Android users have to face another challenge – experts warn of a clever scam prepared by cyber crooks. A fake store with popular applications appeared on the web. Be vigilant.
–
Android is and will be used by fraudsters /123RF/PICSEL
The APT-C-23 group has been active since at least 2017. In April this year, it began to use new versions of spyware to infect its victims’ smartphones. The virus in its new version has been equipped with a number of functions that allow you to track user activity, including by recording the screen content, reading the phone call history or accessing notifications. To reduce the risk of detection, the virus can remove notifications from built-in security applications in some phone models.
Researchers point to an interesting mechanism of the infection itself. One of the malware distribution channels is a fake app store with infected versions of popular apps. In the case of samples identified by ESET, the criminals impersonated, inter alia, for Telegram, Threema and Android update module. Malicious applications are mixed up with links pointing to safe versions of programs, most likely to lull the victim to sleep. Interestingly, in order to download the infected versions, you need to enter the six-digit coupon code.

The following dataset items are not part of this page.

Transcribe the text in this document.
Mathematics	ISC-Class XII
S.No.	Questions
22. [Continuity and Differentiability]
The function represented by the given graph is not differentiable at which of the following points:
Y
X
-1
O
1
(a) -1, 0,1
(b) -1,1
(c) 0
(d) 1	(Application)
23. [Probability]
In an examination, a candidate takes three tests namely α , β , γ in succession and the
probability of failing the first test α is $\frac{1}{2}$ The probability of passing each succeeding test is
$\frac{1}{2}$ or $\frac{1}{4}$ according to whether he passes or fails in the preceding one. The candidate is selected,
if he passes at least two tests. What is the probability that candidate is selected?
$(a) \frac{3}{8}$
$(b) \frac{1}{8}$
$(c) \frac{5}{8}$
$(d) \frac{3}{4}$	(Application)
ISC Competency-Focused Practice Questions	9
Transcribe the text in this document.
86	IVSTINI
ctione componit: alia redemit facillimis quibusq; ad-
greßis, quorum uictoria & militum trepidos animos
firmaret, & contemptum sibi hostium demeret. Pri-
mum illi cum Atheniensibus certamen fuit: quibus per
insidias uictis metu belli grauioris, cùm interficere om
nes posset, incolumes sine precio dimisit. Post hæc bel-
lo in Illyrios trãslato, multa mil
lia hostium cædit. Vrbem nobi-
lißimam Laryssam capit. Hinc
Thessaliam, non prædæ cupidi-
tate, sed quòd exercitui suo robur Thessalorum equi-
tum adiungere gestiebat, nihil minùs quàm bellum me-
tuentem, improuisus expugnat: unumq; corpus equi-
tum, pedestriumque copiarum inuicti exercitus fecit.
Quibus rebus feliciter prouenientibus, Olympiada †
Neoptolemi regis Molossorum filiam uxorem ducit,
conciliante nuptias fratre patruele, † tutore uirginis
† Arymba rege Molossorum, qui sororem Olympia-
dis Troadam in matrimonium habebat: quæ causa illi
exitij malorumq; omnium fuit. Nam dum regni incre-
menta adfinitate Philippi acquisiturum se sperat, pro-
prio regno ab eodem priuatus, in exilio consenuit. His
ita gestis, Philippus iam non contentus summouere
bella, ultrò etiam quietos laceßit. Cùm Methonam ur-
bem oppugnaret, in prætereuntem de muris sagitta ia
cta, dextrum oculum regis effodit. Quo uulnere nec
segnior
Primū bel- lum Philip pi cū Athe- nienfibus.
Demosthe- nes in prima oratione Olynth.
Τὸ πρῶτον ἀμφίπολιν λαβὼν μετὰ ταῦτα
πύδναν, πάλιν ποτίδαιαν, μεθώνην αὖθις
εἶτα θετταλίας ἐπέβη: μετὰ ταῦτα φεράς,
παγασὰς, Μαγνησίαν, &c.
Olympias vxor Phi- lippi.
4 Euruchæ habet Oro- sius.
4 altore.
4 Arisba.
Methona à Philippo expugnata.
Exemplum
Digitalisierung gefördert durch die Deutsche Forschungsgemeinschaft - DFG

According to the researchers, this is to limit the spread of the Trojan to a specific group of targets that are chosen by cybercriminals.
After installation, the malicious app asks for permission to read notifications, suggesting that it is required for Correspondence encryption to work properly, disabling Play Protect (Android’s built-in security mechanism), and recording your screen, claiming that it needs permission to use secure video chat. Next, the real version of the application is installed, which the virus pretends to be, and it starts running in the background, collecting data about the user.